このホワイトウッドに着いて……いや、正確には一年前に二人が揃って国を抜け出した時から、ラビィはもう従者ではない。立派な仲間だ。
「もう従者のフリをしなくていいんだから、たまにはその辺で買ってくれば良いのよ」とミストナは言うが、ラビィは「作らせてくだしゃい」と涙目で訴えた。
従者の役目であった毒味ーーというより、純粋にミストナの役に立ちたいという“強い意地”がそこに見られた。
「今日は何するの?」
口いっぱいにチーズ入りのパンを頬張るベリルに、ミストナは問いかけた。
「んあ。バイトでもしてくるわ」
言って、ひらりと短いスカートを摘みあげる。
横ではない、前だ。
「いやらしいパンツを見せるな!……まったく。たまには簡単なダンジョンのクリアにでも行ったら良いじゃない」
五百以上のダンジョンを保有するこの街で、腕っ節の強いベリルがまともにクリアしたダンジョン。その数は十以下だ。
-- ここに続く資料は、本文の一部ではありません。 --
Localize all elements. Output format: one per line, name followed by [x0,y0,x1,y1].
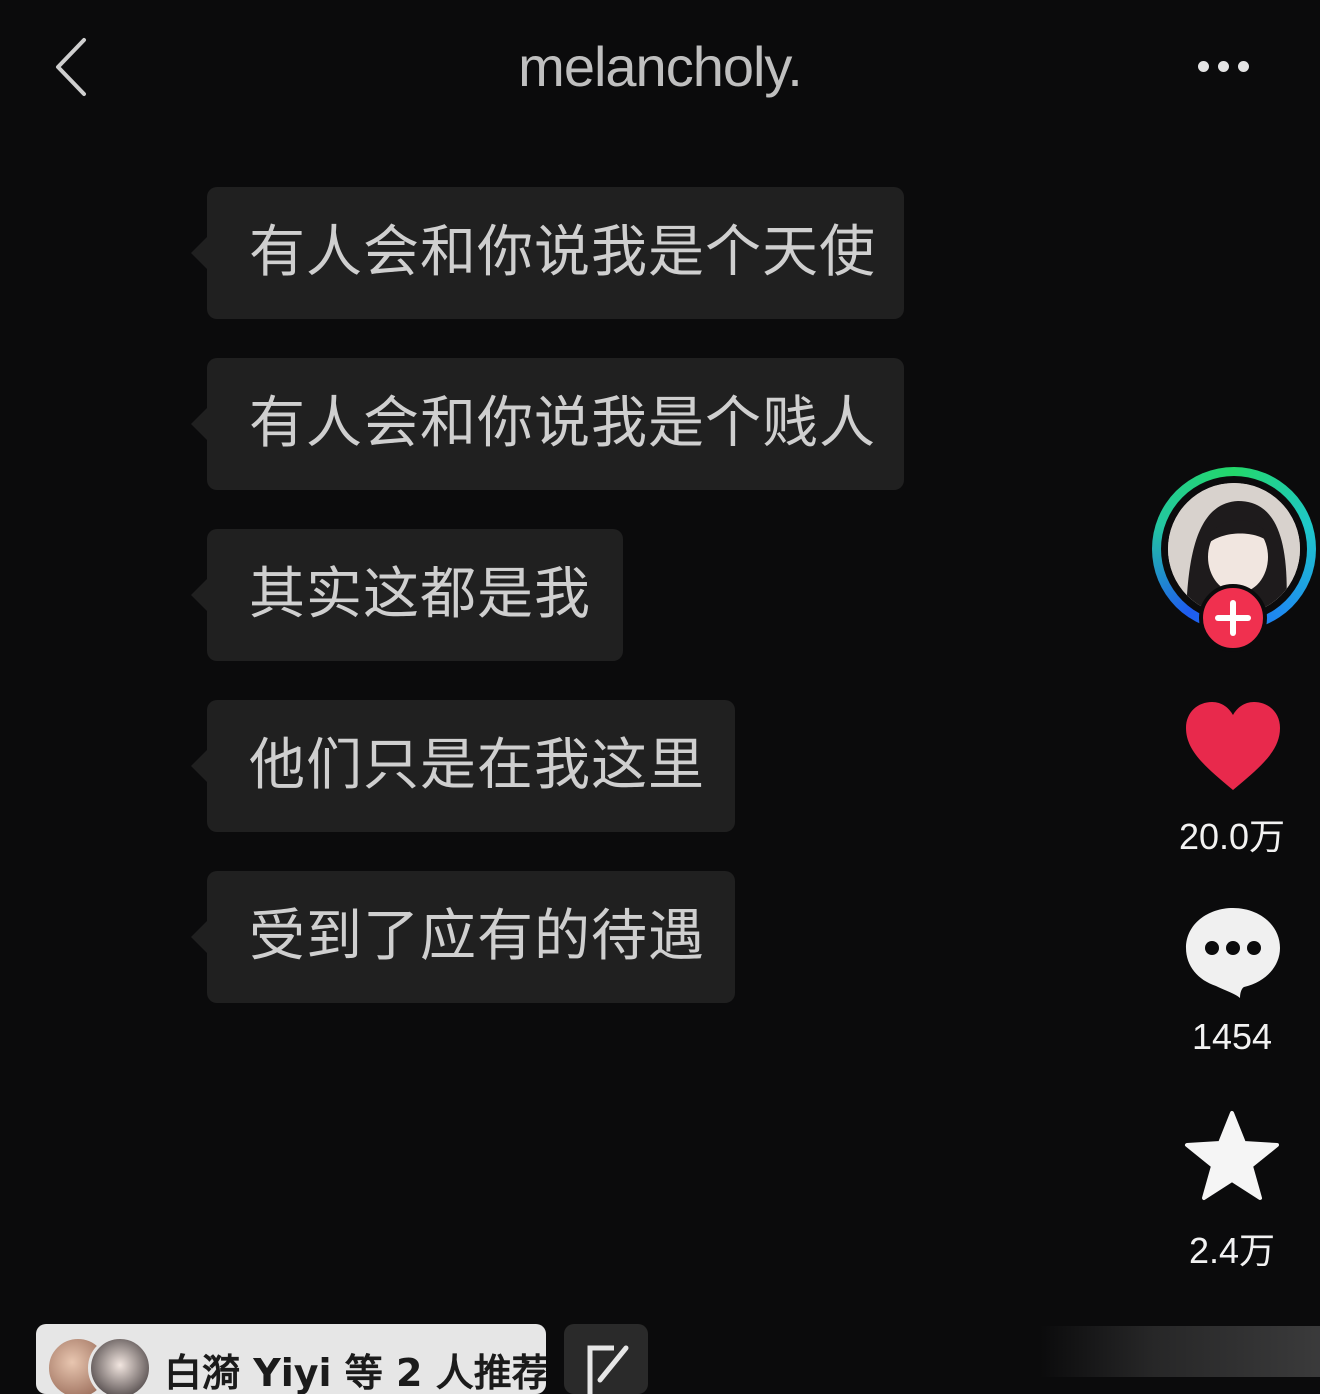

潜ったダンジョンは多いが、殆どを中途半端な所で引き返していた。
「あのなぁ。バイトでも冒険者の生の声が耳に入ってくるんだよ。そういうのが、賞金首の情報に繋がったりする。それに何度も言うけど、あたしはダンジョンのクリアに興味は無い。幻獣狩りより、人間狩りだ」
ベリルのバイト先はその特徴的な白黒の服装から分かる通り、メイド喫茶だ。そこで暇な時にウェイター兼、用心棒をしていた。
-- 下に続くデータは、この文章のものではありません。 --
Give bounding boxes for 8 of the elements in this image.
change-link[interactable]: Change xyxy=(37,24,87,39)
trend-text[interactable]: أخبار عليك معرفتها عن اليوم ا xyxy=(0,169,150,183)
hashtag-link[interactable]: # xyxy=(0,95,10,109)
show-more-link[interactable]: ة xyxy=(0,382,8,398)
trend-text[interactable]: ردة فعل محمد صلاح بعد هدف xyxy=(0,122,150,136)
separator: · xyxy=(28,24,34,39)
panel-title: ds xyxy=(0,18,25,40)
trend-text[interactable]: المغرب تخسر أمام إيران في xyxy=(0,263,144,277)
噂話程度の信憑性はさて置き、情報屋よりも早いその新鮮な声は、同業者よりも先手を取れるアドバンテージになる。
ミストナは尻尾をヒョンヒョンと、左右に揺らした。
「狼の頭の中ってスカスカじゃなかったのね。見直したわ」
「スカスカなのはお前の胸だろ」
「あるんだもんっ!!!」
台風が吹き荒れる前に。ベリルは逃げるように本拠地を出て行った。